|Baby JJ and Callie|
|Ottie with Ember and company.|
After JJ died, it was comforting to spend time with the little creatures she was so fond of. I noticed JJ’s sister Ottie wanting to spend much more time with them as well. She was their grandmother and often would let them pretend nurse, as she expertly flipped them and cleaned them when needed. Her daughter Shylah was doing very well at mothering and didn’t really need help, but graciously allowed Ottie to have as much puppy time as she needed. It seemed to help keep us all distracted for the several weeks when JJ’s absence was felt so keenly at home. Videos and live streaming of the puppy antics also were good for so many of JJ’s followers during this time.
|Courtesy Albany Democrat-Herald|
I am fortunate to be a part of our therapy dog organization, Project Canine. I am honored to carry their Puppy Partner credential, allowing me to visit with puppies under my care until they are five months old. Before I made the announcement of who would be staying, Ember and her litter mates visited the Hospice House a couple of times before going to their new homes. This is one of the highlights for our hospice staff and is planned well in advance, so anyone interested can schedule some puppy time into their work day. These visits are great for puppy socialization as well as wonderful for people who enjoy being around puppies.
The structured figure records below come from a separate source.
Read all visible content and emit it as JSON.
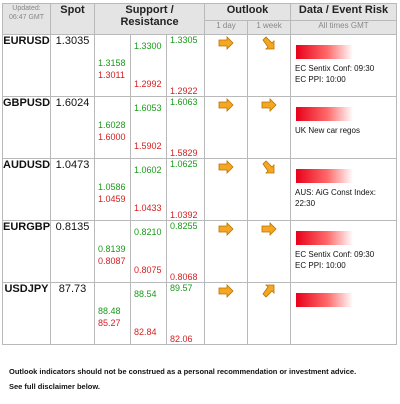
{
  "header": {
    "updated_label": "Updated:",
    "updated_time": "06:47 GMT",
    "spot": "Spot",
    "support_resistance": "Support / Resistance",
    "outlook": "Outlook",
    "day1": "1 day",
    "week1": "1 week",
    "data_event_risk": "Data / Event Risk",
    "times_note": "All times GMT"
  },
  "rows": [
    {
      "pair": "EURUSD",
      "spot": "1.3035",
      "r1": "1.3158",
      "s1": "1.3011",
      "r2": "1.3300",
      "s2": "1.2992",
      "r3": "1.3305",
      "s3": "1.2922",
      "day": "right",
      "week": "down-right",
      "events": [
        "EC Sentix Conf: 09:30",
        "EC PPI: 10:00"
      ]
    },
    {
      "pair": "GBPUSD",
      "spot": "1.6024",
      "r1": "1.6028",
      "s1": "1.6000",
      "r2": "1.6053",
      "s2": "1.5902",
      "r3": "1.6063",
      "s3": "1.5829",
      "day": "right",
      "week": "right",
      "events": [
        "UK New car regos"
      ]
    },
    {
      "pair": "AUDUSD",
      "spot": "1.0473",
      "r1": "1.0586",
      "s1": "1.0459",
      "r2": "1.0602",
      "s2": "1.0433",
      "r3": "1.0625",
      "s3": "1.0392",
      "day": "right",
      "week": "down-right",
      "events": [
        "AUS: AiG Const Index:",
        "22:30"
      ]
    },
    {
      "pair": "EURGBP",
      "spot": "0.8135",
      "r1": "0.8139",
      "s1": "0.8087",
      "r2": "0.8210",
      "s2": "0.8075",
      "r3": "0.8255",
      "s3": "0.8068",
      "day": "right",
      "week": "right",
      "events": [
        "EC Sentix Conf: 09:30",
        "EC PPI: 10:00"
      ]
    },
    {
      "pair": "USDJPY",
      "spot": "87.73",
      "r1": "88.48",
      "s1": "85.27",
      "r2": "88.54",
      "s2": "82.84",
      "r3": "89.57",
      "s3": "82.06",
      "day": "right",
      "week": "up-right",
      "events": []
    }
  ],
  "footer": {
    "line1": "Outlook indicators should not be construed as a personal recommendation or investment advice.",
    "line2": "See full disclaimer below."
  },
  "colors": {
    "resistance": "#1a9a1a",
    "support": "#d42020",
    "arrow": "#f5a623",
    "risk_bar": "#e8001a"
  },
  "icons": {
    "right": "arrow-right-icon",
    "down-right": "arrow-down-right-icon",
    "up-right": "arrow-up-right-icon"
  }
}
Since JJ and I also did Animal Assisted Crisis Response, my goal is tohave another canine partner for this volunteer work. Crisis response dogs need to be steady, brave, and compassionate to their core while visiting with strangers in very unfamiliar places. We do our best to raise our puppies to be bold, confident, and engaging before they move on to their new homes. Ember loved to explore, and would eagerly engage with me, displaying a sassy spunk in almost everything she did. She also clearly loved meeting new people, especially children. Not only were our puppy visits making people happy, we were able to get early exposure to things like elevators, hospitals, and fire trucks. As she ages, we'll continue to find new things to explore and see, including JJ's great nemesis, the skateboard. Ember's siblings are all nice puppies, and we like to think JJ spread some of her magic to them all before she died.
Once Ember turned five months old, we needed to test for her individual puppy evaluation with Project Canine. Since I am one of the two instructor and examiners in Oregon, one of our board members traveled down to help test her. While I helped teach our four-hour class prior to evaluations, Ember handled the class like a rock star, relaxing either under my feet or in her crate. Some of the dogs had reactive barking to seeing people walk by the windows, while Ember would just raise her head as if saying “Why are you waking me?” She did have a couple of short episodes of whining when I left the room, but overall was a rock star. She handled her puppy evaluation well. In addition to having to do most of the elements of our adult therapy dog evaluation, we include several things specific to young puppies, such as mouthing, play drive, and how they respond to being held on their backs for a short time. Due to the timing, Ember took the older puppy exam and easily passed, something very few puppies under the age of one can do.
After this, we made the trek to the Samaritan Human Resources office where she had her photo taken for her work badge. It is always a highlight for staff to have one of the therapy dogs come in to get their photo taken. At five months, she started coming to work with me for half days, getting used to the environment and routine of the Hospice House. It felt good to have a dog back in the building, at least part time. One of the routines we all missed greatly was JJ's presence at our walkouts after someone had died. While she had taught herself to do this, we all thought it was a great idea that should carry on. It was on one of Ember's first work days when she was able to first participate. While she remained on leash, it was as if she knew exactly what she was doing.
By seven months, Ember had reached the size JJ was as an adult. As puppies approach their adult size, it's easy to forget they are still puppies. However, this is the time they start what we call the teenage months. They develop selective hearing, want to make their own decisions, and rebel against the rules. It became clear when it was time to change Ember's routine. It doesn't work to have a bored, energetic puppy when I am busy with work without enough time to spend with her. It's never a good idea to rush a young dog who already is loving the job. To do so can develop bad habits that are difficult to undo. Now, it's on to the next step. Volunteer visits, maintaining structure and impulse control, working on obedience and continued learning, and a lot of play. Let the teenage antics commence.